"Oh! it was you, was it?" O'Grady said, wrathfully. "Hoolan swore by all the saints that he had not seen who it was. Never mind, me boy, I will be even wid ye yet; the O'Grady is not to be waked in that fashion; mind I owe you one, though I am not saying that I should have been on parade in time if you had not done it; I only just saved my bacon."
"And hardly that," Terence laughed, "for the adjutant was down upon you pretty sharply; your coatee was all buttoned up wrong; your hair had not been brushed, and stuck up all ways below your shako; your sword-belt was all awry, and you looked worse than you did when I brought you home."
"Well, it is a poor heart that never rejoices, Terence. We must make a night of it, boys; if the tents are to be struck before daylight it will be mighty little use your turning in."

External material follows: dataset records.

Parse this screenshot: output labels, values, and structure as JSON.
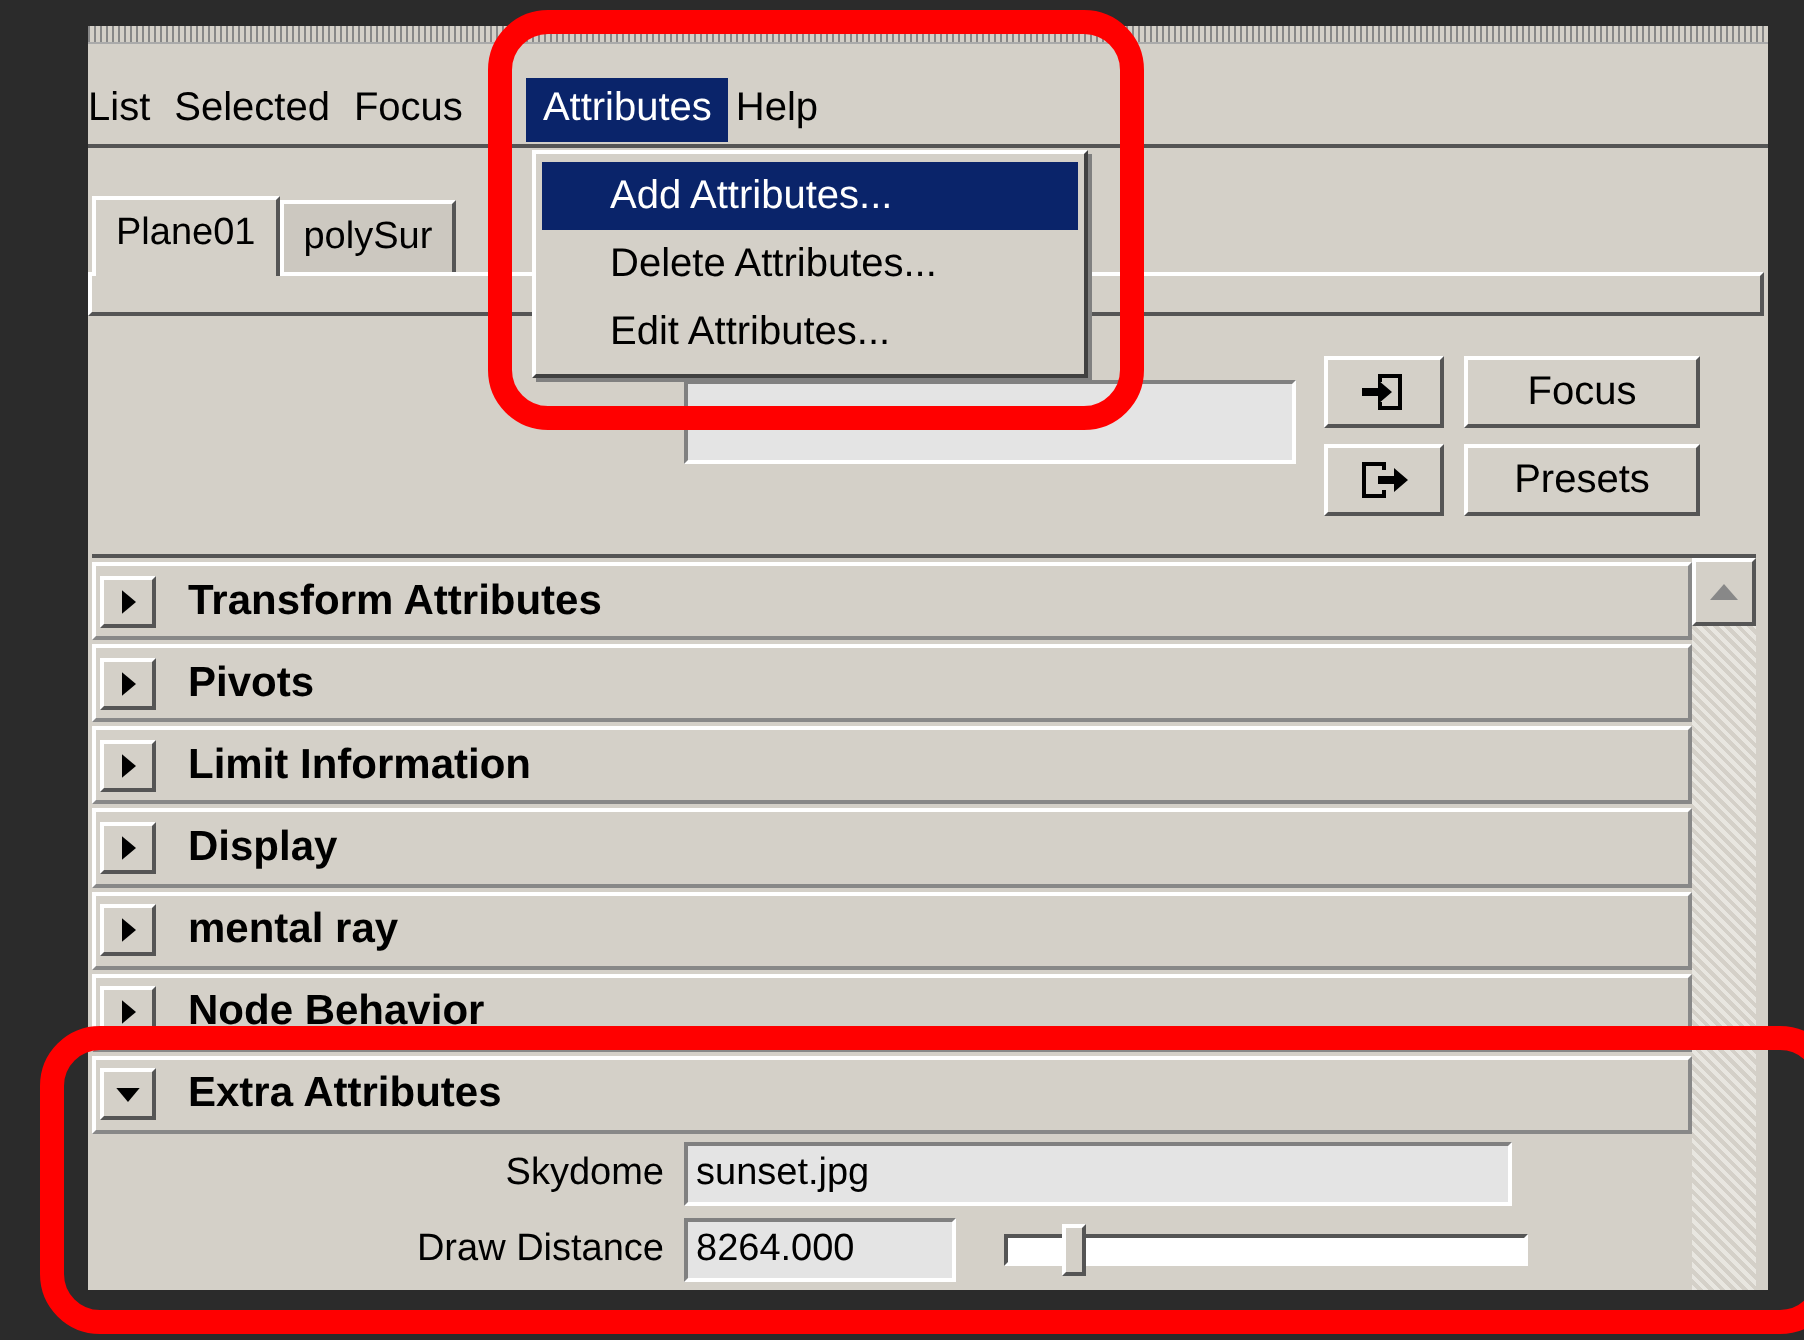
{
  "menu_bar": [
    {
      "label": "List",
      "selected": false
    },
    {
      "label": "Selected",
      "selected": false
    },
    {
      "label": "Focus",
      "selected": false
    },
    {
      "label": "Attributes",
      "selected": true
    },
    {
      "label": "Help",
      "selected": false
    }
  ],
  "menu": {
    "items": [
      {
        "label": "Add Attributes...",
        "selected": true
      },
      {
        "label": "Delete Attributes...",
        "selected": false
      },
      {
        "label": "Edit Attributes...",
        "selected": false
      }
    ]
  },
  "tabs": [
    {
      "label": "Plane01",
      "selected": true
    },
    {
      "label": "polySur",
      "selected": false
    }
  ],
  "side_buttons": [
    {
      "kind": "import"
    },
    {
      "kind": "text",
      "label": "Focus"
    },
    {
      "kind": "export"
    },
    {
      "kind": "text",
      "label": "Presets"
    }
  ],
  "sections": [
    {
      "title": "Transform Attributes",
      "expanded": false
    },
    {
      "title": "Pivots",
      "expanded": false
    },
    {
      "title": "Limit Information",
      "expanded": false
    },
    {
      "title": "Display",
      "expanded": false
    },
    {
      "title": "mental ray",
      "expanded": false
    },
    {
      "title": "Node Behavior",
      "expanded": false
    },
    {
      "title": "Extra Attributes",
      "expanded": true,
      "fields": [
        {
          "kind": "text",
          "label": "Skydome",
          "value": "sunset.jpg"
        },
        {
          "kind": "slider",
          "label": "Draw Distance",
          "value": "8264.000",
          "level": 0.11
        }
      ]
    }
  ]
}
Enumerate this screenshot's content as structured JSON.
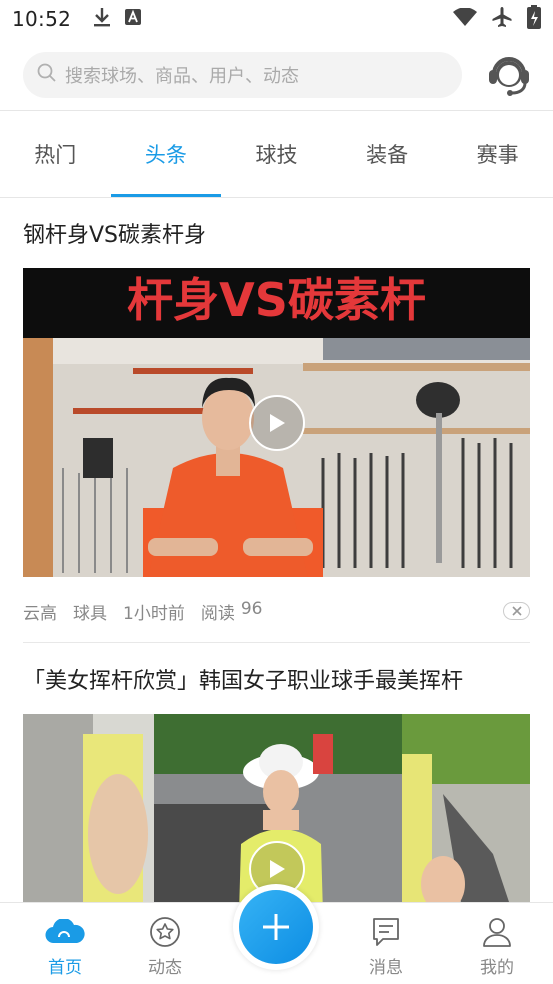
{
  "status_bar": {
    "time": "10:52",
    "left_icons": [
      "download-icon",
      "font-a-icon"
    ],
    "right_icons": [
      "wifi-icon",
      "airplane-icon",
      "battery-icon"
    ]
  },
  "search": {
    "placeholder": "搜索球场、商品、用户、动态"
  },
  "tabs": [
    {
      "label": "热门",
      "active": false
    },
    {
      "label": "头条",
      "active": true
    },
    {
      "label": "球技",
      "active": false
    },
    {
      "label": "装备",
      "active": false
    },
    {
      "label": "赛事",
      "active": false
    }
  ],
  "articles": [
    {
      "title": "钢杆身VS碳素杆身",
      "banner_text": "杆身VS碳素杆",
      "meta": {
        "author": "云高",
        "category": "球具",
        "time": "1小时前",
        "views_label": "阅读",
        "views": "96"
      }
    },
    {
      "title": "「美女挥杆欣赏」韩国女子职业球手最美挥杆",
      "meta": {}
    }
  ],
  "bottom_nav": [
    {
      "label": "首页",
      "icon": "cloud-home-icon",
      "active": true
    },
    {
      "label": "动态",
      "icon": "star-circle-icon",
      "active": false
    },
    {
      "label": "消息",
      "icon": "message-icon",
      "active": false
    },
    {
      "label": "我的",
      "icon": "user-icon",
      "active": false
    }
  ],
  "colors": {
    "accent": "#1a9be6",
    "text_primary": "#222222",
    "text_secondary": "#888888"
  }
}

"You won't catch me sitting up all night," Terence said, "with perhaps a twenty-mile march in the morning, and maybe a fight at the end of it. If it is to Leirya we are going it will be nearer thirty miles than twenty, and even you, seasoned vessel as you are, will find it a long walk after being up all night, and having had pretty hard work to-day."
"I cannot hold wid the general there," O'Grady said, gravely; "he has been kapeing us all at it from daybreak till night, ivery day since we landed, and marching the men's feet off. It is all very well to march when we have got to march, but to keep us tramping fifteen or twenty miles a day when there is no occasion for it is out of all reason."
"We shall march all the better for it to-morrow, O'Grady. It has been hard work, certainly, but not harder than it was marching down to Cork; and we should have a good many stragglers to-morrow if it had not been for the last week's work. We have got half a dozen footsore men in my company alone, and you would have fifty to-morrow night if the men had not had all this marching to get them fit."
"It is all very well for you, Terence, who have been tramping all over the hills round Athlone since you were a gossoon; but I am sure that if I had not had that day off duty when I showed the priest round the camp I should have been kilt."
"Here is the general order of the day," the adjutant said, as he came in with Captain O'Connor. "The general says that now the army is about to take the field he shall expect the strictest discipline to be maintained, and that all stragglers from the ranks will at once be handed over to the provost-marshal, and all offences against the peasantry or their property will be severely punished. Then there are two or three orders that do not concern us particularly, and then there is one that concerns you, Terence. The general has received a report from Colonel Corcoran of the Mayo Fusiliers stating that 'the transport carrying the left wing of that regiment was attacked by two French privateers, and would have been compelled to surrender, she being practically unarmed, had it not been for the coolness and quick wit of Ensign Terence O'Connor. Having read the report the general commanding fully concurs, and expresses his high satisfaction at the conduct of Ensign O'Connor, which undoubtedly saved from capture the wing of the regiment.'
"There, Terence, that is a feather in your cap. Sir Arthur is not given to praise unduly, and it is seldom that an ensign gets into general orders. It will do you good some day, perhaps when you least expect it."
"I am heartily pleased, my lad," Captain O'Connor said, as he laid his hand upon Terence's shoulder. "I am proud of you. I have never seen my own name in general orders, but I am heartily glad to see yours. Bedad, when I think that a couple of months ago you were running wild and getting into all sorts of mischief, it seems hard to believe that you should not only be one of us, but have got your name into general orders."